“Your true colors are beautiful, like a rainbow…”
by Katie Pizzuto
I remember once having a conversation with a friend who was ranting about a co-worker who had sent him to get an item that she described as being chartreuse. So I pick up the phone and hear, “What the FUCK is chartreuse, Katie?” It was a tough one to answer because it could’ve been one of two things. “It’s either a slightly yellowish green or a slightly greenish yellow,” I answered. It was apparently enough to end the dilemma but not enough to end the questions. “How in hell did you actually know that? I was only calling because misery loves company—I wasn’t expecting a coherent answer.” The most likely answer would’ve been that I’m a graphic artist, and we artists are supposed to know our colors if nothing else (and often times, believe me, it’s really nothing else). Chartreuse happens to be the most visible color to the human eye.
But the truth of the matter was that I knew the answer because I am, as my family lovingly calls me, a boozehound though I personally prefer the term “spirits sage.” So I was honest: “Well the French have a liqueur called Chartreuse but there are two versions, yellow and green. It’s actually pretty interesting…apparently King Henri IV had sent the Carthusian monks an alchemical recipe for an “elixir of long life” that used something like 130 different aromatic herbs. The monks modified it and starting making it as “Green Chartreuse” but when they were expelled from France they stopped making it. Then, when they were finally allowed to return years later, they started making “Yellow Chartreuse” which is sweeter and milder.
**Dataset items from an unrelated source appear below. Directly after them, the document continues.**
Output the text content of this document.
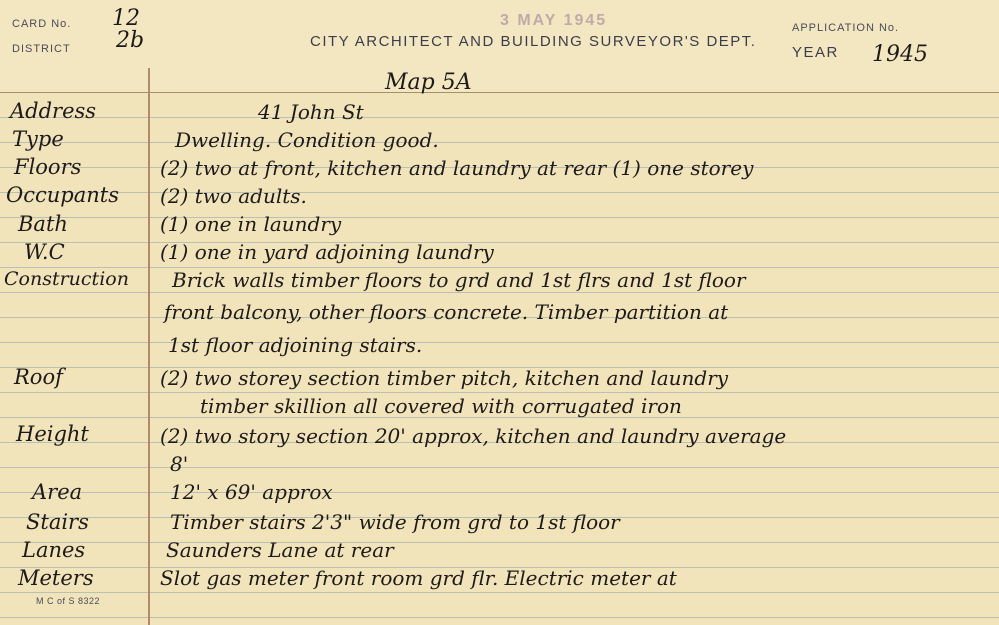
CARD No. 12
DISTRICT 2b
3 MAY 1945
CITY ARCHITECT AND BUILDING SURVEYOR'S DEPT.
APPLICATION No.
YEAR 1945
Map 5A
Address	41 John St
Type	Dwelling. Condition good.
Floors	(2) two at front, kitchen and laundry at rear (1) one storey
Occupants (2) two adults.
Bath	(1) one in laundry
W.C	(1) one in yard adjoining laundry
Construction Brick walls timber floors to grd and 1st flrs and 1st floor
front balcony, other floors concrete. Timber partition at
1st floor adjoining stairs.
Roof	(2) two storey section timber pitch, kitchen and laundry
timber skillion all covered with corrugated iron
Height	(2) two story section 20' approx, kitchen and laundry average
8'
Area	12' x 69' approx
Stairs	Timber stairs 2'3" wide from grd to 1st floor
Lanes	Saunders Lane at rear
Meters	Slot gas meter front room grd flr. Electric meter at
M C of S 8322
The color supposedly comes from the addition of…(click, dial tone)…uh, saffron.”
Lesson: not everyone is as passionate about, or as interested in, alcoholic history as you are.
There’s actually a really cool back story to Chartreuse and the monks, but I won’t bother anymore here—Google it, Wikipedia it, or read it in Drink Me’s Issue 7. I was inspired to write about it after finding a bottle of Liquore Strega in a small wine shop recently. The two (and Galliano as well) taste rather similar and are equally powerful, which is why cocktail recipes usually call for really small amounts of them. Trying to describe its flavor is futile, but one of Chartreuse’s most evident aromas is that of anise, which normally makes me want to hurl, but when used in tiny doses and blended with other spirits, is inspiring. It’s kinda like the bassoon—a lot of it will make your head spin, but just one or two sprinkled into an orchestra adds a little something extra that’s not quite tangible. Here are a couple of great Chartreuse symphonies…err…I mean cocktails:
Cloister
1 1/2 oz gin
1/2 oz Yellow Chartreuse
1/2 oz grapefruit juice
1/4 oz lemon juice
1/4 oz simple syrup
Shake with ice. Strain into a cocktail glass. Garnish with a grapefruit twist.
Bijou Cocktail
3/4 oz gin
3/4 oz Green Chartreuse
3/4 oz sweet vermouth
2 dashes orange bitters
Stir with a spoon in a mixing glass, strain into a cocktail glass, add a cherry, squeeze a piece of lemon peel on top and serve.
Pearl of Puebla (served at PDT)
2 oz. mezcal
3/4 oz Yellow Chartreuse
3/4 oz freshly-squeezed lime juice
1/8 oz Ricard Pastis
1/8 oz agave syrup*
4 sprigs fresh oregano
Muddle lime juice, agave syrup and oregano in a mixing glass. Add remaining ingredients, along with ice, and shake. Double-strain into a chilled cocktail glass.
*To make the agave syrup, combine equal parts agave nectar and water.
A small portion of the liqueur is selected for special treatment. This bit of liqueur is aged for an extra length of time and, after the chief distiller declares it ready for bottling, it is packaged and marketed as V.E.P. Chartreuse ("Viellissement Exceptionnellement Prolongé"). This special liqueur is packaged in 50 cl and 1 liter bottles which are reproductions of the bottles used in 1840, Each bottle of V.E.P. is individually numbered, is sealed with wax and is presented in its own carefilly-fitted wooden box.